Infrared (IR) imagery helps weather forecasters to collect information on cloud, sea surface and Earth temperatures; identify fires and monitor smoke plume movements caused by the fire and determine the atmosphere’s winds, moisture and temperature profiles.
The IR radiation, a type of electromagnetic radiation, has a wavelength that is longer (and a lower frequency) compared to that of visible light but has shorter (and higher frequency) when compared to that of microwaves.
The GOES Imager, a multi-channel instrument, senses radiant as well as solar energy reflected by the Earth. The initial IR full-disk image of the Earth showed clouds related to the low pressure regions over southern Minnesota and Ohio Valley, as well as the cold front emerging in the Pacific Northwest.
This image also highlighted powerful thunderstorms and related clouds over South Florida, convection currents flowing over Inter Tropical Convergence Zone that is near the equator, snow cover on the ground in the Rocky Mountains and the clouds related to the sub-tropical stream of jet coming from the Pacific Ocean via south Texas.
The Sounder, another instrument incorporated into the GOES-15, took the Earth’s IR images. It can offer data through which ozone distribution, atmosphere moisture and temperature profiles and cloud top and surface temperatures can be deduced through mathematical analysis. The GOES-15 also offers Earth’s visible images, the first one being captured on April 6, 2010.

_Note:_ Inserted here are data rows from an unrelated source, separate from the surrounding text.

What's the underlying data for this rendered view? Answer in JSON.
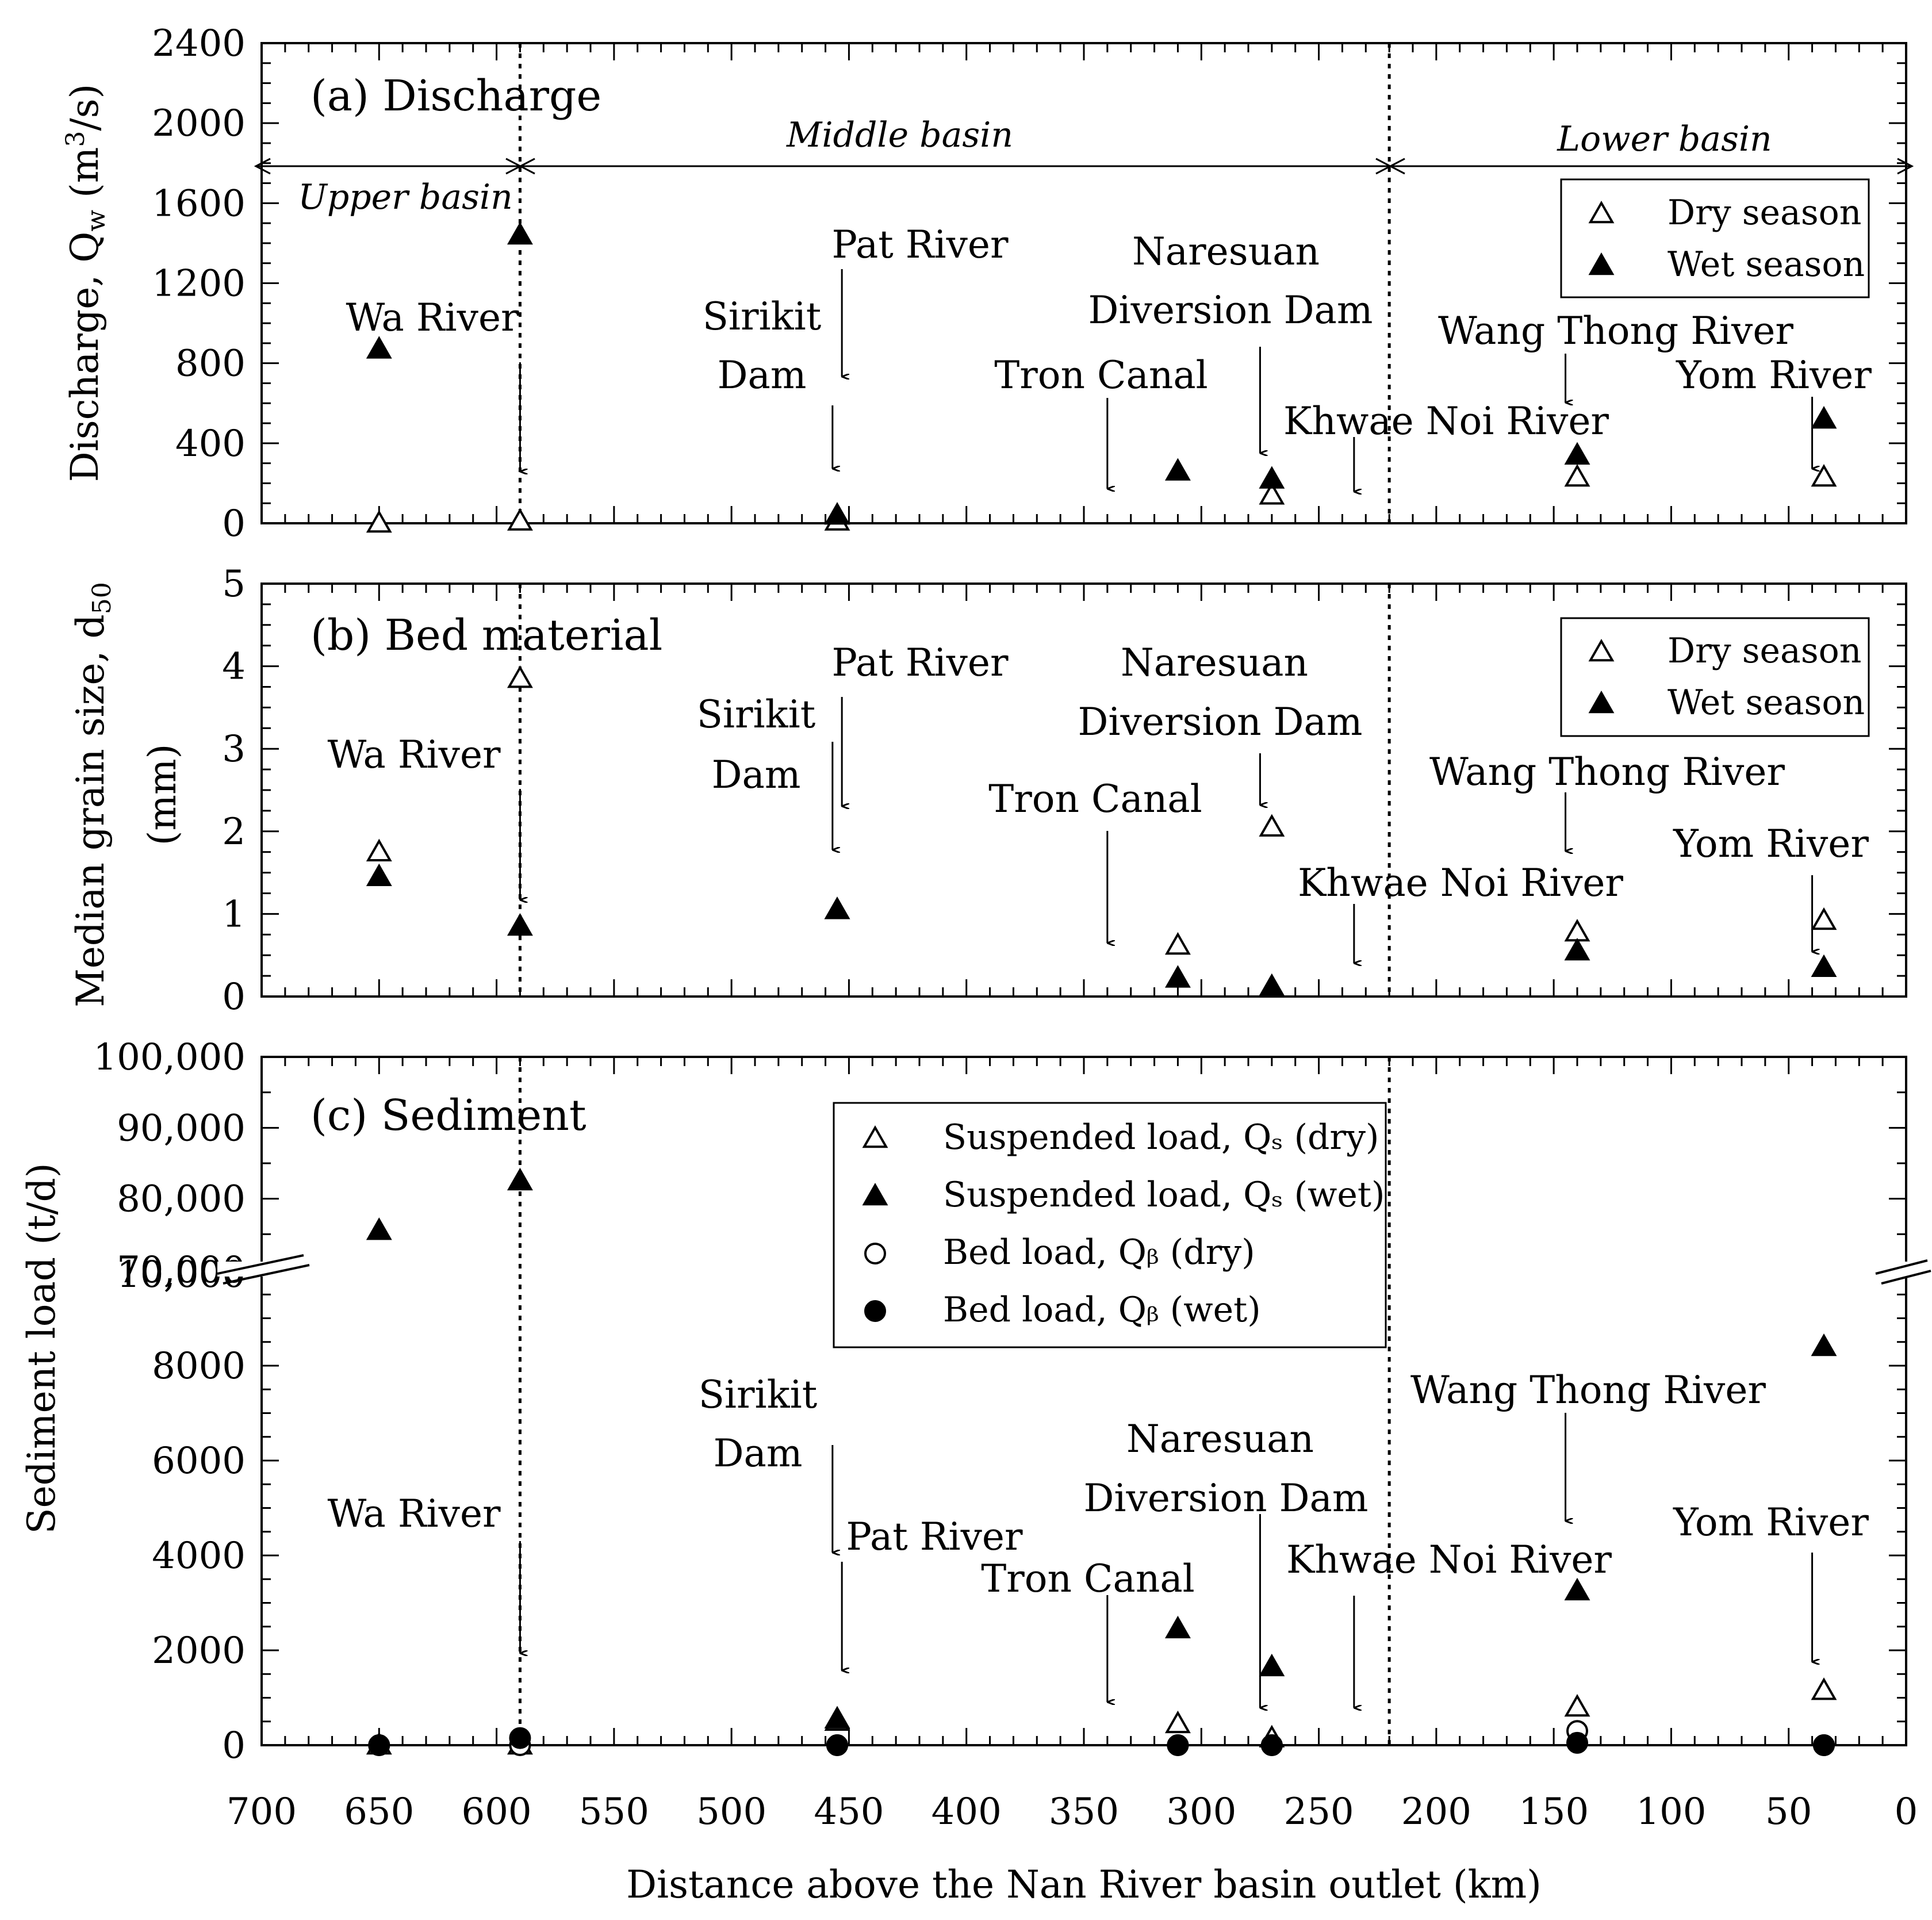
{
  "xlabel": "Distance above the Nan River basin outlet (km)",
  "x_ticks": [
    "700",
    "650",
    "600",
    "550",
    "500",
    "450",
    "400",
    "350",
    "300",
    "250",
    "200",
    "150",
    "100",
    "50",
    "0"
  ],
  "basins": {
    "upper": "Upper basin",
    "middle": "Middle basin",
    "lower": "Lower basin"
  },
  "legend_ab": {
    "dry": "Dry season",
    "wet": "Wet season"
  },
  "legend_c": {
    "s_dry": "Suspended load, Qₛ (dry)",
    "s_wet": "Suspended load, Qₛ (wet)",
    "b_dry": "Bed load, Qᵦ (dry)",
    "b_wet": "Bed load, Qᵦ (wet)"
  },
  "colors": {
    "ink": "#000000",
    "background": "#ffffff"
  },
  "chart_data": [
    {
      "type": "scatter",
      "title": "(a) Discharge",
      "ylabel": "Discharge, Qᵥᵥ (m³/s)",
      "ylabel_parts": {
        "main": "Discharge, Q",
        "sub": "w",
        "unit_open": " (m",
        "sup": "3",
        "unit_close": "/s)"
      },
      "xlim": [
        700,
        0
      ],
      "ylim": [
        0,
        2400
      ],
      "y_ticks": [
        "0",
        "400",
        "800",
        "1200",
        "1600",
        "2000",
        "2400"
      ],
      "series": [
        {
          "name": "Dry season",
          "marker": "open-triangle",
          "x": [
            650,
            590,
            455,
            270,
            140,
            35
          ],
          "y": [
            0,
            10,
            10,
            140,
            230,
            230
          ]
        },
        {
          "name": "Wet season",
          "marker": "filled-triangle",
          "x": [
            650,
            590,
            455,
            310,
            270,
            140,
            35
          ],
          "y": [
            870,
            1440,
            40,
            260,
            220,
            340,
            520
          ]
        }
      ],
      "annotations": [
        {
          "text": "Wa River",
          "x": 590
        },
        {
          "text": "Sirikit Dam",
          "x": 457
        },
        {
          "text": "Pat River",
          "x": 453
        },
        {
          "text": "Tron Canal",
          "x": 340
        },
        {
          "text": "Naresuan Diversion Dam",
          "x": 275
        },
        {
          "text": "Khwae Noi River",
          "x": 235
        },
        {
          "text": "Wang Thong River",
          "x": 145
        },
        {
          "text": "Yom River",
          "x": 40
        }
      ],
      "vlines": [
        590,
        220
      ],
      "annotation_labels": {
        "wa": "Wa River",
        "sirikit1": "Sirikit",
        "sirikit2": "Dam",
        "pat": "Pat River",
        "tron": "Tron Canal",
        "naresuan1": "Naresuan",
        "naresuan2": "Diversion Dam",
        "khwae": "Khwae Noi River",
        "wang": "Wang Thong River",
        "yom": "Yom River"
      }
    },
    {
      "type": "scatter",
      "title": "(b) Bed material",
      "ylabel_line1": "Median grain size, d₅₀",
      "ylabel_parts": {
        "main": "Median grain size, d",
        "sub": "50"
      },
      "ylabel_line2": "(mm)",
      "xlim": [
        700,
        0
      ],
      "ylim": [
        0,
        5
      ],
      "y_ticks": [
        "0",
        "1",
        "2",
        "3",
        "4",
        "5"
      ],
      "series": [
        {
          "name": "Dry season",
          "marker": "open-triangle",
          "x": [
            650,
            590,
            455,
            310,
            270,
            140,
            35
          ],
          "y": [
            1.75,
            3.85,
            1.05,
            0.62,
            2.05,
            0.78,
            0.92
          ]
        },
        {
          "name": "Wet season",
          "marker": "filled-triangle",
          "x": [
            650,
            590,
            455,
            310,
            270,
            140,
            35
          ],
          "y": [
            1.45,
            0.85,
            1.05,
            0.22,
            0.12,
            0.55,
            0.35
          ]
        }
      ],
      "annotation_labels": {
        "wa": "Wa River",
        "sirikit1": "Sirikit",
        "sirikit2": "Dam",
        "pat": "Pat River",
        "tron": "Tron Canal",
        "naresuan1": "Naresuan",
        "naresuan2": "Diversion Dam",
        "khwae": "Khwae Noi River",
        "wang": "Wang Thong River",
        "yom": "Yom River"
      }
    },
    {
      "type": "scatter",
      "title": "(c) Sediment",
      "ylabel": "Sediment load (t/d)",
      "xlim": [
        700,
        0
      ],
      "ylim_lower": [
        0,
        10000
      ],
      "ylim_upper": [
        70000,
        100000
      ],
      "y_ticks_lower": [
        "0",
        "2000",
        "4000",
        "6000",
        "8000",
        "10,000"
      ],
      "y_ticks_upper": [
        "70,000",
        "80,000",
        "90,000",
        "100,000"
      ],
      "series": [
        {
          "name": "Suspended load, Qs (dry)",
          "marker": "open-triangle",
          "x": [
            650,
            590,
            455,
            310,
            270,
            140,
            35
          ],
          "y": [
            0,
            0,
            500,
            450,
            150,
            800,
            1150
          ]
        },
        {
          "name": "Suspended load, Qs (wet)",
          "marker": "filled-triangle",
          "x": [
            650,
            590,
            455,
            310,
            270,
            140,
            35
          ],
          "y": [
            75500,
            82500,
            550,
            2450,
            1650,
            3250,
            8400
          ]
        },
        {
          "name": "Bed load, Qb (dry)",
          "marker": "open-circle",
          "x": [
            650,
            590,
            455,
            310,
            270,
            140,
            35
          ],
          "y": [
            0,
            0,
            0,
            0,
            0,
            300,
            0
          ]
        },
        {
          "name": "Bed load, Qb (wet)",
          "marker": "filled-circle",
          "x": [
            650,
            590,
            455,
            310,
            270,
            140,
            35
          ],
          "y": [
            0,
            150,
            0,
            0,
            0,
            50,
            0
          ]
        }
      ],
      "annotation_labels": {
        "wa": "Wa River",
        "sirikit1": "Sirikit",
        "sirikit2": "Dam",
        "pat": "Pat River",
        "tron": "Tron Canal",
        "naresuan1": "Naresuan",
        "naresuan2": "Diversion Dam",
        "khwae": "Khwae Noi River",
        "wang": "Wang Thong River",
        "yom": "Yom River"
      }
    }
  ]
}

NASA will continue to test the spacecraft and its associated instruments during the post launch test period that is likely to end by late August 2010. After this the science test will be conducted by the NOAA.
A joint industry partnership between NASA and NOAA develops the GOES range of U.S. satellites. These satellites are launched jointly by NASA and industry partners, while it is operated by NOAA.
The IR data acquired by the GOES-15 has a better signal-to-noise ratio when compared to earlier GOES-8 through-12 series range. GOES-15 also has an enhanced image registration and navigation.
Applications of the GOES imager include climate studies, hazards, meteorological and oceanographic analysis.
The Fort Wayne based ITT Industries built the GOES-15 Imager and the GOES-15 Sounder. The GOES-15 will be positioned in the orbital storage mode after testing it for four months. Then it can be activated when any of the GOES spacecraft of NOAA experiences problems.